Research ToolsNormality / Variance Homogeneity

Normality & Variance Homogeneity Tests (Shapiro-Wilk / Levene / Bartlett)

The two assumption checks before a t-test or ANOVA: Shapiro-Wilk tests whether each group is normally distributed (with a Q-Q plot), and Levene and Bartlett test whether multiple groups have equal variances. Use the results to decide between parametric and non-parametric methods.

① Enter data

One group per line, values within a group separated by spaces or commas. One group → normality test only; multiple groups → per-group normality + between-group variance homogeneity.

How to use & methodology

Why do these two checks first?

t-tests and ANOVA assume the data are approximately normal and the groups have equal variance. Testing these two points first lets you decide between parametric and non-parametric methods, avoiding misuse and unreliable conclusions.

Shapiro-Wilk or K-S test?

Shapiro-Wilk has higher power for normality with small-to-moderate samples (n<50) and is preferred; SPSS uses it as the default. This tool uses the Royston (1992) algorithm, with weights consistent with the original Shapiro-Wilk tables.
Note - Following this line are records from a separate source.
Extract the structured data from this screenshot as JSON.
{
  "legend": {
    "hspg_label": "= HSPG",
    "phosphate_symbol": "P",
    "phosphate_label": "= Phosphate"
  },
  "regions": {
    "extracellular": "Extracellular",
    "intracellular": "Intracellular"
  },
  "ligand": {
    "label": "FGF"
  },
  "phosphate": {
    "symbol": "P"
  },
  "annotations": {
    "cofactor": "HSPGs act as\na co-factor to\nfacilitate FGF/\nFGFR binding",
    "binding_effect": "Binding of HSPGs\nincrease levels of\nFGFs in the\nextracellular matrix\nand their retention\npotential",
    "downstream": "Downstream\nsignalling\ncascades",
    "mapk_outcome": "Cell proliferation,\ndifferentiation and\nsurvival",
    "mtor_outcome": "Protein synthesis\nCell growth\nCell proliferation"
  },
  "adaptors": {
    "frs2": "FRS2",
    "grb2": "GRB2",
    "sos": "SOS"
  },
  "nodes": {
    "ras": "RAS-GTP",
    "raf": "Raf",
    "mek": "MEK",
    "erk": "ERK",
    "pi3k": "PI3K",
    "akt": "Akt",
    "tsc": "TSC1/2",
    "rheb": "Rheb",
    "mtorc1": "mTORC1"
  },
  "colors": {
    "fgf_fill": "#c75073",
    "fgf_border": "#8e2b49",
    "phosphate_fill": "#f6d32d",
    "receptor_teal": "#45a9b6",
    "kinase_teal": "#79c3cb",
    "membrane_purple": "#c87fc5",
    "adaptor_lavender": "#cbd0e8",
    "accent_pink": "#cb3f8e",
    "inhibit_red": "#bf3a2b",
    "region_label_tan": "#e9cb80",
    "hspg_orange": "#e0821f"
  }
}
How do Levene and Bartlett differ?

Bartlett is very sensitive to departures from normality and easily misjudges non-normal data; Levene (especially the median-centered Brown-Forsythe version) is more robust and the more general choice. When both are given, relying on Levene is safer.

What if the test is significant (P<0.05)?

Normality fails: switch to a non-parametric test (two groups Mann-Whitney, multiple groups Kruskal-Wallis), available in the 'non-parametric test' tool. Unequal variance: use the Welch-corrected t-test/ANOVA. A data transformation is also an option.